Rapat Paripurna ke-15 MP III DPRD Palembang, RPJMD 2025–2029 Kota Palembang Disahkan

fhoto : Rapat Paripurna ke-15 MP III DPRD Palembang, RPJMD 2025–2029 Kota Palembang Disahkan

RPJMD 2025–2029 Kota Palembang Resmi Disahkan, Ratu Dewa Tekankan Pembangunan Berbasis Partisipasi dan Kolaborasi

Palembang, bidiksumsel.com – Pemerintah Kota Palembang resmi mengesahkan Rancangan Pembangunan Jangka Menengah Daerah (RPJMD) Tahun 2025–2029 dalam Rapat Paripurna ke-15 Masa Persidangan III yang berlangsung di Gedung DPRD Kota Palembang, Senin (4/8/2025). Penetapan ini disampaikan langsung oleh Wali Kota Palembang, H. Ratu Dewa, yang juga memaparkan visi besar pembangunan kota lima tahun ke depan.

Dalam kesempatan itu, Ratu Dewa menyatakan bahwa dokumen RPJMD bukan hanya berisi rencana program kerja pemerintah, melainkan cerminan komitmen seluruh perangkat daerah dalam mewujudkan masyarakat Palembang yang lebih sejahtera dan berdaya.

“RPJMD ini menjadi gambaran komitmen Pemerintah Kota Palembang dalam menjawab tantangan pembangunan ke depan. Kami menyesuaikan arah pembangunan dengan dinamika kebijakan yang terjadi di tingkat pusat dan provinsi,” tegas Wali Kota.

Fokus pada Kesejahteraan dan Pemberdayaan

Dalam pidato resminya, Ratu Dewa menekankan bahwa arah kebijakan pembangunan lima tahun ke depan akan difokuskan pada penguatan layanan publik, pengurangan kesenjangan ekonomi, dan pemberdayaan masyarakat. Beberapa sektor prioritas yang akan menjadi perhatian utama meliputi pembangunan infrastruktur perkotaan, pendidikan, kesehatan, lingkungan hidup, dan transformasi digital layanan pemerintahan.
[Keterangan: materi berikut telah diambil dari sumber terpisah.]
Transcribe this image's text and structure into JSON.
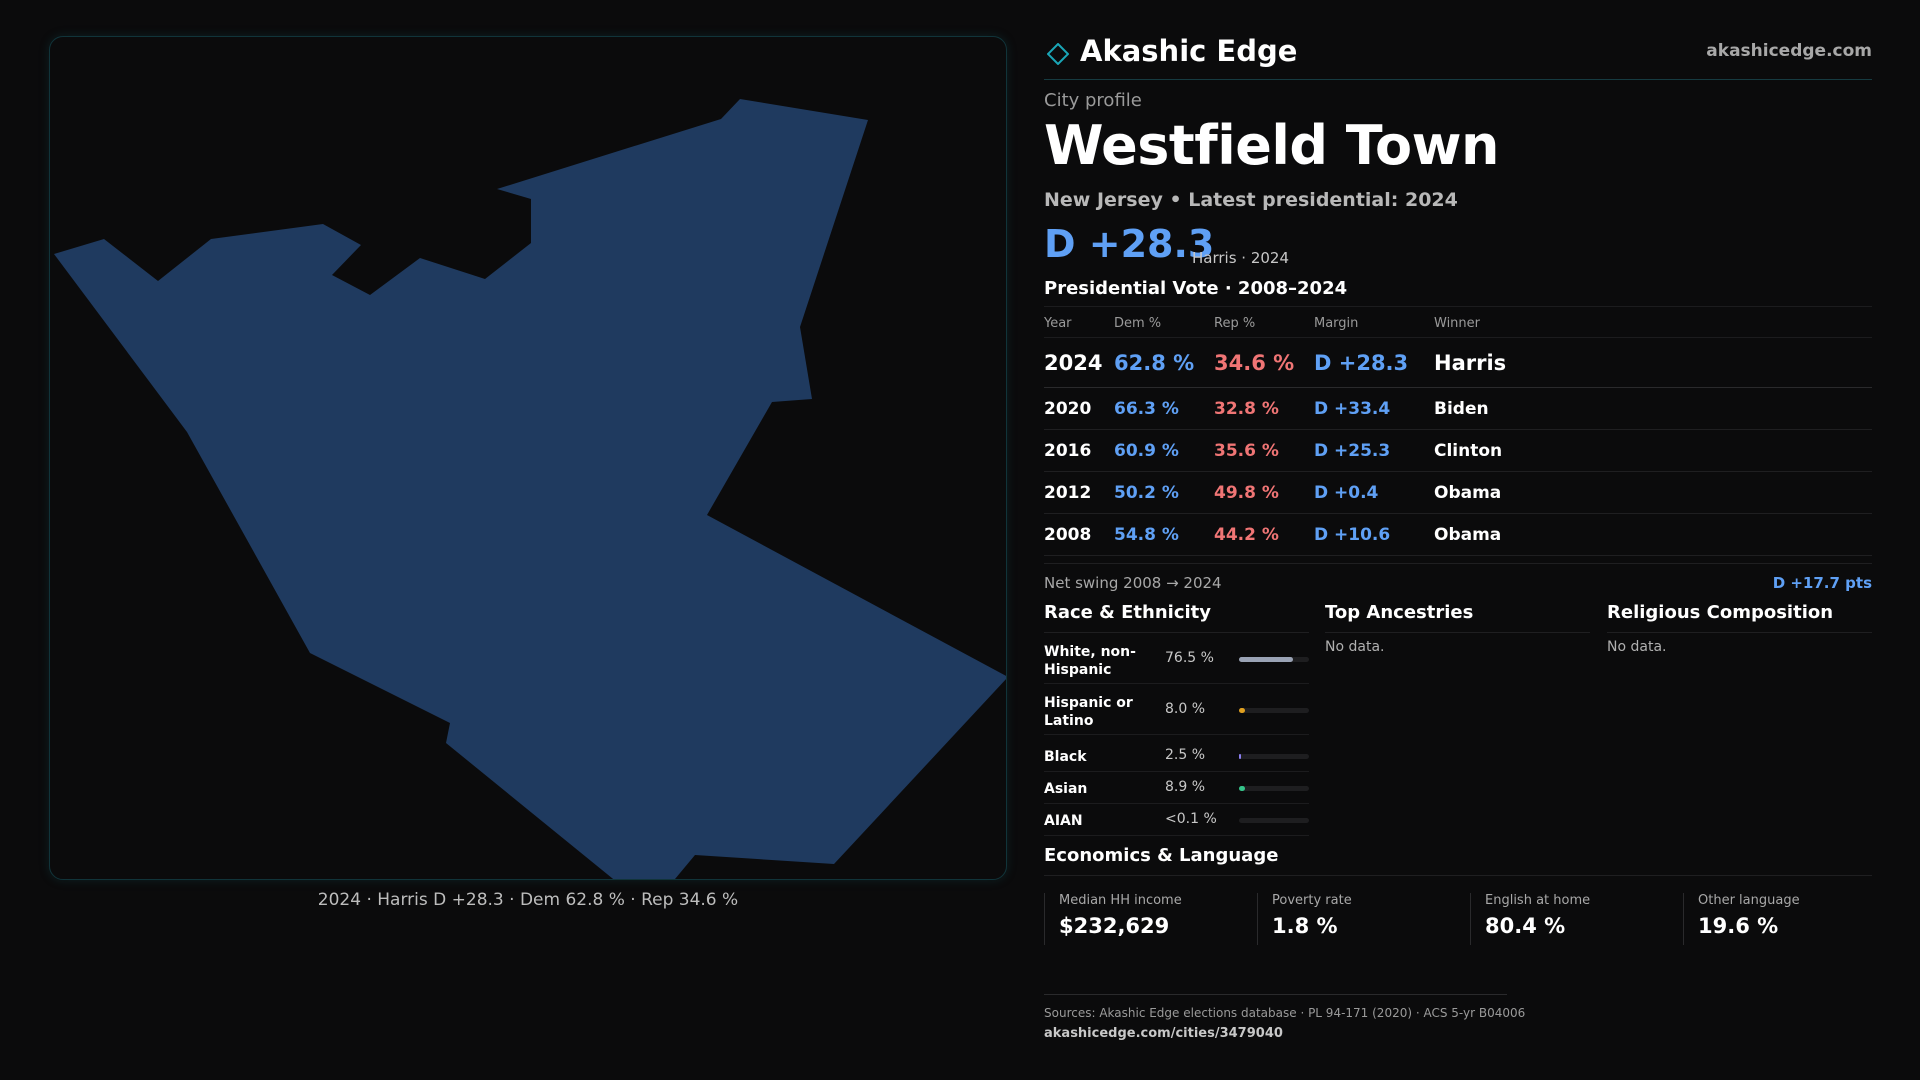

Menurutnya, Palembang tidak bisa hanya berlari di tempat, tetapi harus mampu melompat menghadapi tantangan global. Untuk itu, pendekatan kolaboratif dan partisipatif dijadikan dasar dalam menyusun strategi pembangunan daerah.

“Kami percaya, dengan partisipasi semua pihak, mulai dari DPRD, birokrasi, hingga masyarakat, arah pembangunan Kota Palembang akan semakin jelas dan terarah,” ujar Ratu Dewa.

fhoto : Rapat Paripurna ke-15 MP III DPRD Palembang, RPJMD 2025–2029 Kota Palembang Disahkan

RPJMD Bukan Produk Eksekutif Semata

Ratu Dewa juga menyampaikan apresiasi terhadap seluruh anggota DPRD Kota Palembang, khususnya Panitia Khusus 1, yang telah bekerja keras memberikan masukan substansial dalam proses penyusunan RPJMD ini. Ia menegaskan bahwa keberhasilan dokumen ini tidak lepas dari semangat kebersamaan antara eksekutif dan legislatif.

“RPJMD ini bukan produk satu pihak saja. Ini adalah hasil kerja bersama, hasil dengar aspirasi, hasil menyelami kebutuhan masyarakat,” jelasnya.

Dokumen ini dirancang berdasarkan asas transparansi, inklusivitas, serta berorientasi pada pencapaian indikator pembangunan berkelanjutan (SDGs).

fhoto : Rapat Paripurna ke-15 MP III DPRD Palembang, RPJMD 2025–2029 Kota Palembang Disahkan

Empat Raperda Strategis Juga Diajukan

Selain pengesahan RPJMD, rapat paripurna DPRD Kota Palembang juga mencatat adanya persetujuan untuk membahas empat Rancangan Peraturan Daerah (Raperda) lainnya. Meski belum diumumkan secara rinci, keempat Raperda tersebut dikabarkan berkaitan erat dengan penguatan kerangka regulasi pembangunan, termasuk aspek pelayanan publik, tata ruang, dan pengelolaan keuangan daerah.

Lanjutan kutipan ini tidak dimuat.